Throughout this book, I draw on primary and secondary research that I conducted between 2012 and 2019 on the effectiveness of labour governance initiatives in a range of geographical contexts, including China, India, Ghana, Switzerland, the United States (US) and the United Kingdom (UK). This research has involved case studies encompassing a range of sectors, including consumer goods, agricultural products, construction and garments. It has also covered an array of labour governance initiatives, including labour-related disclosure legislation such as the UK Modern Slavery Act, CSR programmes including company and supplier codes of conduct, ethical certification schemes and various forms of social auditing. My primary research has involved hundreds of interviews with business actors, including corporate executives; representatives of certification bodies, social audit firms and accounting firms; producers; suppliers at various stages along the supply chain; exporters; and industry associations. It has also involved interviews with government and international organization officers, trade unions, civil society and workers’ organizations. In addition, I draw on interviews and surveys conducted with workers within global supply chains. This includes research with vulnerable workers at the base of global supply chains, such as more than 1,200 tea and cocoa workers, some of whom have been subjected to forced labour.28 Detailed case studies and methodologies for my various research projects have been published elsewhere as academic journal articles and reports.29 My goal in this book is to combine and consolidate the insights within these various studies about the failures of labour governance and prospects for improving it.

In addition to drawing on original field-based empirical data from my recent research, to develop my arguments about the current state of global labour governance, I also draw on desk-based research completed specifically for this book, comprising a study of: (1) the 25 top retail and manufacturing companies (by annual sales), including their structure, ownership dynamics, supply chain, corporate social responsibility policies and workforces; (2) the business actors and dynamics of the recruitment and enforcement industries; and (3) key trends within the global labour market, including through national government and international organization statistics databases. Information has been drawn primarily from company websites, consulting firm websites, international organization and government websites, and reports, as well as industry databases such as Factset and the World Bank Enterprise Survey.

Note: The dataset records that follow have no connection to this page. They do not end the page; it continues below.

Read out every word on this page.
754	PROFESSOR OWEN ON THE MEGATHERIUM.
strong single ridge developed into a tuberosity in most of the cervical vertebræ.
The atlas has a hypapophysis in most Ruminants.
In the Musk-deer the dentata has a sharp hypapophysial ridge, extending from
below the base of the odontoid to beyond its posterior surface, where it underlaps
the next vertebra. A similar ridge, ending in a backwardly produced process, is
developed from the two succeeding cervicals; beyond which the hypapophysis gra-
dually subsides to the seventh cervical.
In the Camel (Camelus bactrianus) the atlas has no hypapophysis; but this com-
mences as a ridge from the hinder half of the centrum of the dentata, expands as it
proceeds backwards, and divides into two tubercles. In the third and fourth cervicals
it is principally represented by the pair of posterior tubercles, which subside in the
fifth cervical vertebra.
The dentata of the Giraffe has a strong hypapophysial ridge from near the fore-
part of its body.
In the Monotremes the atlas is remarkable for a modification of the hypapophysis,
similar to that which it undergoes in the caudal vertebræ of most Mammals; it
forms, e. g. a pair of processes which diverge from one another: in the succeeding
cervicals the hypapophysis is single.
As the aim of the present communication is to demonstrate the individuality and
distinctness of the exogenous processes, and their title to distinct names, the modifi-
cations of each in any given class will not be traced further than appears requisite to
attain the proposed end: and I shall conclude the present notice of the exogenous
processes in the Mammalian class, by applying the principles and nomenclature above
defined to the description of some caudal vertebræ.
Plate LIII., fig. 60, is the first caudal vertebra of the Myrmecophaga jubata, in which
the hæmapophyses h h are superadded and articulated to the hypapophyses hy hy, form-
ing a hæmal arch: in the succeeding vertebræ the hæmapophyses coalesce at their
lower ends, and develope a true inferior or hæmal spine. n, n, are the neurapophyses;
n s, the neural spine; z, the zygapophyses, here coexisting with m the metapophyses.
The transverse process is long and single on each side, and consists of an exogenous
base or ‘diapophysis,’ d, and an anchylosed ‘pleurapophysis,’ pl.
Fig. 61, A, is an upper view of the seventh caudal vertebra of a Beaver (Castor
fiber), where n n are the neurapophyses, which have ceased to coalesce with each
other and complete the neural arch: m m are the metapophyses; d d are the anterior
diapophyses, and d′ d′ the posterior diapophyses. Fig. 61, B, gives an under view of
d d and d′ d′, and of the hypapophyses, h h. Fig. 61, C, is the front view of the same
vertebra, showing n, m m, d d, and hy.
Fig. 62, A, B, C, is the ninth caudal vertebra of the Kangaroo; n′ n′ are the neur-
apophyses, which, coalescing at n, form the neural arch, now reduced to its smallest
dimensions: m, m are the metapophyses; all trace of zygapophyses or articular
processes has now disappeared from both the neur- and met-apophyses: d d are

My aim is to synthesize this body of data to advance an argument about the state of contemporary global labour governance and to stimulate debate about why governance systems are failing to protect the world’s workers. I aim to reflect on the serious but too often not spoken about obstacles that currently limit efforts to eradicate labour exploitation from the global economy – namely, corporate power, interests and ownership structures, and the ways that those affect governments and civil society – and to shift the debate on governance effectiveness from technical considerations to questions of politics. My broad approach, sweeping across a number of case studies, sectors and contexts, has the advantage of allowing me to reflect on the big picture of what’s going wrong with prevailing public and private governance systems to combat labour exploitation, delving into global political economy issues that are frequently overlooked in case studies. This wide-angle approach does have drawbacks: I will no doubt overlook some of the microlevel dynamics of individual initiatives as well as the full extent of variation across geographic contexts, sectors and types of initiative. Yet, a narrower approach would miss too much of the story of global labour governance and the breadth of challenges that need to be overcome to protect twenty-first-century workers.